Quando a Igreja é jovem

Pelo Pe Hélder Miranda Alexandre

No momento em que uma estrela apareceu em Belém, a Judeia estava obscurecida, era uma terra ocupada. Sessenta anos antes um exército estrangeiro tinha conquistado a Palestina, reclamando-a como província romana. O império conseguiu ultrapassar fronteiras, organizando cidades, leis e construindo novas vias. Contudo, Roma já não era jovem, era decadente. A república de Cícero degenerou no despotismo de César. O estado de bem estar, à força da conquista e do trabalho escravo, comprou a lealdade de um povo. A liberdade fora trocada por uma vida mais cómoda, aparentemente mais próspera.

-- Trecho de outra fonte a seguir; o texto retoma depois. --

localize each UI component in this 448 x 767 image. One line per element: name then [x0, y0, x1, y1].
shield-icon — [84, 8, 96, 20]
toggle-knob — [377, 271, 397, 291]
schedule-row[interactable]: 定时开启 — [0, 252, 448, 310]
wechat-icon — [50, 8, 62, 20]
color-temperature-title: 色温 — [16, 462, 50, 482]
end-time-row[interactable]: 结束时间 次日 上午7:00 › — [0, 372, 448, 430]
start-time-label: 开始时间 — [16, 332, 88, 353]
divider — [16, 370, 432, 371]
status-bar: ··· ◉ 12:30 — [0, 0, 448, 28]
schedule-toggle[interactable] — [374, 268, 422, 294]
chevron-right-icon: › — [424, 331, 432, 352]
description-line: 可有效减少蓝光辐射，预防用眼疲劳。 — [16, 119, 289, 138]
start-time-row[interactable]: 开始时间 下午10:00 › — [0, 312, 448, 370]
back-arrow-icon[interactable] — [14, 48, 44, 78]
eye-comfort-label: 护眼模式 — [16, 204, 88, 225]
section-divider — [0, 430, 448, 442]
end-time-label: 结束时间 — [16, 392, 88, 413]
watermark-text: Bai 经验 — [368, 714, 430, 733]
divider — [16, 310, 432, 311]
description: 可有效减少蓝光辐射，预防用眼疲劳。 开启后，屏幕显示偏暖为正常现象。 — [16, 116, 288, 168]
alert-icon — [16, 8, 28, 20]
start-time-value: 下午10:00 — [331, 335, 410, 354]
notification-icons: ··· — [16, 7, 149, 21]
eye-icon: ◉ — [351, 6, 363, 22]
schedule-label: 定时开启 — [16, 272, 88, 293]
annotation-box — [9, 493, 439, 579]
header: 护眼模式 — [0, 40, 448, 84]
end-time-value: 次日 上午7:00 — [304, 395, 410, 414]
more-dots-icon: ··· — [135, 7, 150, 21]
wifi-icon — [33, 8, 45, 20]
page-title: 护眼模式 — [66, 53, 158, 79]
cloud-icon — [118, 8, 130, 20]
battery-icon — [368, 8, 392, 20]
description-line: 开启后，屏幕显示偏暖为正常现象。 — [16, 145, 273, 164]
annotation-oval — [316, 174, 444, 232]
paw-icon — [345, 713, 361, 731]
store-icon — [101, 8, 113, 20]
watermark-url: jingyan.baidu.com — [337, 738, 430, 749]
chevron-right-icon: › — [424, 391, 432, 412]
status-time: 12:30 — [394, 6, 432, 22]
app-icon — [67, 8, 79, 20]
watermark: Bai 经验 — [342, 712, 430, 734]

No seio desta decadência e de paz podre, o Evangelho de Jesus Cristo abriu horizontes, encheu de esperança os corações dos débeis, dos pobres, das crianças, dos enfraquecidos. A acendalha do Pentecostes inflamou todo o império e em duas décadas chegou às portas de César.

À luz da História, as conquistas da Igreja Primitiva tornaram-se conquistas da Humanidade. Ultrapassou em muito os sonhos dos Doze. Contra perseguições, heresias, divisões de fora e de dentro, ela nasce cheia de vigor. Estende-se, contagia, na força do Espírito de Deus. Bonum difusivum sui. Para isso muito contribuiu a santidade e sabedoria dos Padres da Igreja, dos Mártires, dos Papas e dos Concílios e duma inumerável legião de crentes. Contudo, a riqueza desta História não se esgotou nesses primeiros séculos. Continua num tesouro que nos surpreende a cada momento. E nada menos que em 2000 anos! “Um mundo do qual o Evangelho tivesse sido banido seria certamente um mundo em que muitos mais milhões dos nossos semelhantes ficariam sem alimento, cuidados de saúde, abrigo e educação” (David Hart, Ilusões dos Ateus, Braga 2016, 34).

No entanto, esta História foi também manchada pela fragilidade humana. O que num primeiro momento parece ser decadência dá lugar a crises, que não são mais do que crescimento. O Concílio Vaticano II foi um dos momentos altos da História recente. Os novos ares do Espírito Santo rebentaram com fixismos e cristalizações. E isso não foi fácil.

Nunca a Igreja atingiu números tão expressivos como os de hoje. Mais de mil milhões de crentes! E isso é a força do Espírito Santo. Mas o mais impressionante é que ela se torna jovem e dinâmica a cada momento, sobretudo quando é mais perseguida. Segundo um estudo do ‘Center for Study of Global Christianity’, em 2016 houve 90 mil cristãos mortos e cerca de 500 milhões sofreram limitações à sua liberdade religiosa. Assim sendo, os mártires dos primeiros séculos não têm comparação – em quantidade – com o que se passa nestes últimos tempos.

O recente filme “Silence” de Martin Scorsese, baseado no romance homónimo de Shusako Endo, faz estremecer a fragilidade da nossa fé ocidental. Coloca questões pertinentes relativas à inculturação da mesma e da relação entre fé e caridade. Por isso, os números podem ser enganadores. Estamos adormecidos? Diria que em parte sim, e em parte não. Tudo depende do lugar que se dá à juventude da alma e onde trabalha o Espírito Santo. O Padre Rodrigues morreu com a cruz nas mãos e isso quer dizer tudo! Quer dizer que a Igreja não é aquilo que se mede, mas é Reino, é grão de mostarda! Quer dizer que por isso mesmo ela é jovem como no princípio. Renasce quando menos esperamos e isso não depende da minha genialidade ou santidade de vida, mas da simples ação gratuita de Deus! Assim acontece cultura, porque cultivada pela graça divina!